これだけのエフェクトが全て本体上でタッチスクリーン操作できるようなオーディオインターフェイスは他にはないと思います。
プリアンプ・エミュレーション
これに加え、エフェクトの前段となるプリアンプを3種選べるようになっているのも非常にユニーク。 最大75dBのゲインを実現するSymphony Desktopマイクプリに加え、NEVE 1066をエミュレーションした「British Solid State」とAmpex 601をエミュレーションした「American Tube」が用意されています。

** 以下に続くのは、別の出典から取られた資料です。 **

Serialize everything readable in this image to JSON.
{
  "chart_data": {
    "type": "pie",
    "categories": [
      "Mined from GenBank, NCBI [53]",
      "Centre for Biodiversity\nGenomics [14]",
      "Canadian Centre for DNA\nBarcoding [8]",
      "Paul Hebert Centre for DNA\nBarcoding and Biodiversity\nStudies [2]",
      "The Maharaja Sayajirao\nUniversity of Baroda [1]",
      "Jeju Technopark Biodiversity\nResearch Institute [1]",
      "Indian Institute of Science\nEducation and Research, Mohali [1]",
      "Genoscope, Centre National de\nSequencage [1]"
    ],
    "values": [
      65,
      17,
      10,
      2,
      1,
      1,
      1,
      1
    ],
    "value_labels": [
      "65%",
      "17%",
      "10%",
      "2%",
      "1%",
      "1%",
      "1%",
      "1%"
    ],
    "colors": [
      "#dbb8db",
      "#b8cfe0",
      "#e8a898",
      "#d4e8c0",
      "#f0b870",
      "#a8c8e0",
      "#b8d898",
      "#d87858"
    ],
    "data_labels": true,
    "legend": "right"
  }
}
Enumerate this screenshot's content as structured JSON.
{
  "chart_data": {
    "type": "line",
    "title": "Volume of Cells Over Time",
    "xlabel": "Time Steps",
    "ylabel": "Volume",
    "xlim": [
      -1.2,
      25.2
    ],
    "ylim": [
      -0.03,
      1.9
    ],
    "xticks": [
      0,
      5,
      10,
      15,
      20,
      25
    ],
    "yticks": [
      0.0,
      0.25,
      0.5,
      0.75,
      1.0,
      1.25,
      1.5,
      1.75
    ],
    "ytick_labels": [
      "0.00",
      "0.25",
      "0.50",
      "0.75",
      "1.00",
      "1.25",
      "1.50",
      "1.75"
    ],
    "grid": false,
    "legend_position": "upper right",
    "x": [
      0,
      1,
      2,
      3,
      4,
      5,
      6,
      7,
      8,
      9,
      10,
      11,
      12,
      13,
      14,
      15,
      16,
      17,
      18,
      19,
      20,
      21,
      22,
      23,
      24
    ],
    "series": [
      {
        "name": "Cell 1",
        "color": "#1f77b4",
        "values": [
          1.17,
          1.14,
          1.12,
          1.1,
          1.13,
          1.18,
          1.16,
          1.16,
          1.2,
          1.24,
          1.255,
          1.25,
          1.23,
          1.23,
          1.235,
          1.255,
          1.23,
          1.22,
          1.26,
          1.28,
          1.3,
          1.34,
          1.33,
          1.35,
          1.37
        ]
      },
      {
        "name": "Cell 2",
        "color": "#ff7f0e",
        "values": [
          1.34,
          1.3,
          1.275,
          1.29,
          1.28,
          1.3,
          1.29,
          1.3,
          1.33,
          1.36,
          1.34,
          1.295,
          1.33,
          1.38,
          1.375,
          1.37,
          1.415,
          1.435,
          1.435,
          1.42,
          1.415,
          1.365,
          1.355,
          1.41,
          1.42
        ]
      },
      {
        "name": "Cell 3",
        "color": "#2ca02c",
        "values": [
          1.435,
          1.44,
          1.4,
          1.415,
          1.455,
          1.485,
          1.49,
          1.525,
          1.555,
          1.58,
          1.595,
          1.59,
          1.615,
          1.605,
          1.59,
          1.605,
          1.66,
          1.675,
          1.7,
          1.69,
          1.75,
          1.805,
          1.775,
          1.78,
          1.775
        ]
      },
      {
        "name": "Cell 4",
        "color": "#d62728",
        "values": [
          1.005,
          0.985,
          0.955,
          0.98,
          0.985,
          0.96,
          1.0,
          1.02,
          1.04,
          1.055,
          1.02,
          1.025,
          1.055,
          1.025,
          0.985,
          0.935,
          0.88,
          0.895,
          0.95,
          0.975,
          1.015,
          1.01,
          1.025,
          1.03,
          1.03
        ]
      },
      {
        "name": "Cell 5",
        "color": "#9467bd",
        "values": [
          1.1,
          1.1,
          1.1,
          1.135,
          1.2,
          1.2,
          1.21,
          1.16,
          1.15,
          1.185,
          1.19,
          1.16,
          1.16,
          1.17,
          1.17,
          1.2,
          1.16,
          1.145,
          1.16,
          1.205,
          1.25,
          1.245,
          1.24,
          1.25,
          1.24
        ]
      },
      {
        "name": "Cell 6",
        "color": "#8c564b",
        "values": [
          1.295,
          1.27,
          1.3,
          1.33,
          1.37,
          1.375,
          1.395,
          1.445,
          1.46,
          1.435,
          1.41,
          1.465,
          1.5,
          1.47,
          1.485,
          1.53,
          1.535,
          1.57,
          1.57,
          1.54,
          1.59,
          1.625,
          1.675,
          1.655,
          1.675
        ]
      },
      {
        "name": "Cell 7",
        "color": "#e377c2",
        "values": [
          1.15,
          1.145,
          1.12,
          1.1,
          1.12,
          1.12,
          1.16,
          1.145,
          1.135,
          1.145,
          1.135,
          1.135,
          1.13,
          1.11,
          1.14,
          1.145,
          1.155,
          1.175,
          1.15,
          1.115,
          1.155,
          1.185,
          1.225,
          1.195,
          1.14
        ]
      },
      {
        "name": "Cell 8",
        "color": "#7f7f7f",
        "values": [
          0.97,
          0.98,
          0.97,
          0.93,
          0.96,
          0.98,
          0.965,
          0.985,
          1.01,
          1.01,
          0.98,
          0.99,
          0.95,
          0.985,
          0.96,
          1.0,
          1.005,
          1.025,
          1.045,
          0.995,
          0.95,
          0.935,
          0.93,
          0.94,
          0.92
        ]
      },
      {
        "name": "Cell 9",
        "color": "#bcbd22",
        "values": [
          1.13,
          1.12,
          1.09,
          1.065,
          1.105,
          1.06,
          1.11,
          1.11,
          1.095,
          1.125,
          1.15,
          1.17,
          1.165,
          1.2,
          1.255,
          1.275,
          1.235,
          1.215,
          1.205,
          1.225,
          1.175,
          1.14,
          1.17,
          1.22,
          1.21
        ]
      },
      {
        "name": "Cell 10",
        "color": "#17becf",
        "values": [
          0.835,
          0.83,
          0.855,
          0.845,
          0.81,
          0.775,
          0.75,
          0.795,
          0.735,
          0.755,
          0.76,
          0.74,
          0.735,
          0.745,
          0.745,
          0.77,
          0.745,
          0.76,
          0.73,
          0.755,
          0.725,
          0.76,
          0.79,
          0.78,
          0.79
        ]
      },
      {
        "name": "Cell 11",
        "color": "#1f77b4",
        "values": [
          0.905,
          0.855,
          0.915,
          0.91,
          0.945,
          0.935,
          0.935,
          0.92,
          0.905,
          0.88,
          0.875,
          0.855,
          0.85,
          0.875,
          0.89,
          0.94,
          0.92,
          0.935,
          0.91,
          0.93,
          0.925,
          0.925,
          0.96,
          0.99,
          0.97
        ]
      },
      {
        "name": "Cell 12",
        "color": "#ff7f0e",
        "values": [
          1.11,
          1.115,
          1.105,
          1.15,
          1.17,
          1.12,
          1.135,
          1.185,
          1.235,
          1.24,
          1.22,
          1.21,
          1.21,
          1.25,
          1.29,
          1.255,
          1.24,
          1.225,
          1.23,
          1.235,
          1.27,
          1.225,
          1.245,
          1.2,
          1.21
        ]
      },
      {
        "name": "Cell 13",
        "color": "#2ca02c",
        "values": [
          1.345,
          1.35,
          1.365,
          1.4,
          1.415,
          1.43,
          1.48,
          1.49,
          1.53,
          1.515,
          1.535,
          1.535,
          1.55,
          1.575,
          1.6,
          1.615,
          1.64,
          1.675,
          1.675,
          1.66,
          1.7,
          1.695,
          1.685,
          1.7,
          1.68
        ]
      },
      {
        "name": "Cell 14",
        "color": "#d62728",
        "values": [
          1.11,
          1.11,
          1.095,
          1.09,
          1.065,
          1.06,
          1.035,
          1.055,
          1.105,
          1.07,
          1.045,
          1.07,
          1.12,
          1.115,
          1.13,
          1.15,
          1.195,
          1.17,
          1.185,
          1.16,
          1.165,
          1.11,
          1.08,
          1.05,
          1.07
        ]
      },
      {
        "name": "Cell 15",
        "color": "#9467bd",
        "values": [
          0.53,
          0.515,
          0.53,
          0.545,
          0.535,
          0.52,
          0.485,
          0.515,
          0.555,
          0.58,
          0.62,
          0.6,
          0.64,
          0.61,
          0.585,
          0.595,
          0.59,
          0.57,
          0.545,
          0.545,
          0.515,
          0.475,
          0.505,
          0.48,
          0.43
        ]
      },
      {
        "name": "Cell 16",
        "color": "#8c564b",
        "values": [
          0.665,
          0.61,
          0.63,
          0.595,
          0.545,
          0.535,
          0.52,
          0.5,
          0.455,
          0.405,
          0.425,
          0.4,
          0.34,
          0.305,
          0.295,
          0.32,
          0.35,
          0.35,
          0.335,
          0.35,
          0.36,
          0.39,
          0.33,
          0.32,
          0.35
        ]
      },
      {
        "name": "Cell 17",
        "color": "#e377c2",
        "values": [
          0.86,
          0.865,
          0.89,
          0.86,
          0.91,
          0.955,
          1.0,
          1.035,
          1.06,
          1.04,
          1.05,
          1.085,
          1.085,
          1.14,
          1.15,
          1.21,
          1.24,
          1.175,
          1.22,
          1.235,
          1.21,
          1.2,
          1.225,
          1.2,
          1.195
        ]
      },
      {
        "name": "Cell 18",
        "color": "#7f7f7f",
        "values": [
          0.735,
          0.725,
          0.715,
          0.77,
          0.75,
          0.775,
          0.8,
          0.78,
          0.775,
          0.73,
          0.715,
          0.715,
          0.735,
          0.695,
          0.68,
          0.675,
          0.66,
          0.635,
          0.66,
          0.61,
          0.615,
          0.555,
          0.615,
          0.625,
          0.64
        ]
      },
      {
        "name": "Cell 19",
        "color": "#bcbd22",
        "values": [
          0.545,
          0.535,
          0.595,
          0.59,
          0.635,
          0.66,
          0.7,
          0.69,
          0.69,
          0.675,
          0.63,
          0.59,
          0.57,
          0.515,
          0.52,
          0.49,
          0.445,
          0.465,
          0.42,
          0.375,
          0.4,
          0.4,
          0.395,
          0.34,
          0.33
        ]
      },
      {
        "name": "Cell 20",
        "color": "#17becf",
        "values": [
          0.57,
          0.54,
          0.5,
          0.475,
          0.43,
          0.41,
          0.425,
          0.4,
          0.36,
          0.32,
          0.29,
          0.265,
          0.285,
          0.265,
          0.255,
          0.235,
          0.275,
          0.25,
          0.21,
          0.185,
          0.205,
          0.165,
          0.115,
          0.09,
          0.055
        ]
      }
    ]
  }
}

アナログ入力回路と内蔵DSPによるハイブリッドなプロセッシングで、リッチなサウンドを再現しています。 オーディオインターフェイスひとつで様々な組み合わせで理想のサウンドを作り出せる、夢のあるデバイスとなっています!
British Solid State

American Tube

今後のアップデート
そして、Symphony Desktopの進化はこれだけにとどまらず、今後はMIDI over USB機能、Logic Pro Xでのデバイスコントロールの統合を予定しています。
MIDI over USB機能はクラスコンプライアントのMIDIデバイスをUSBケーブルで接続するだけでMIDIの送受信を可能とする機能。
また、Logic Pro Xでは、DirectボタンやAudio Device Controlビューなどにより、DAWとインターフェイスがシームレスにコントロールできるようになる予定です。
音質や現場対応力など確かな実力を誇る一方、新しいワークフローを実現する新時代のインターフェイスとして、さらなる可能性を秘めたデバイスとなっています。音楽制作にも大きく影響することが容易に想像され、今後もしばらく本製品から目が離せません!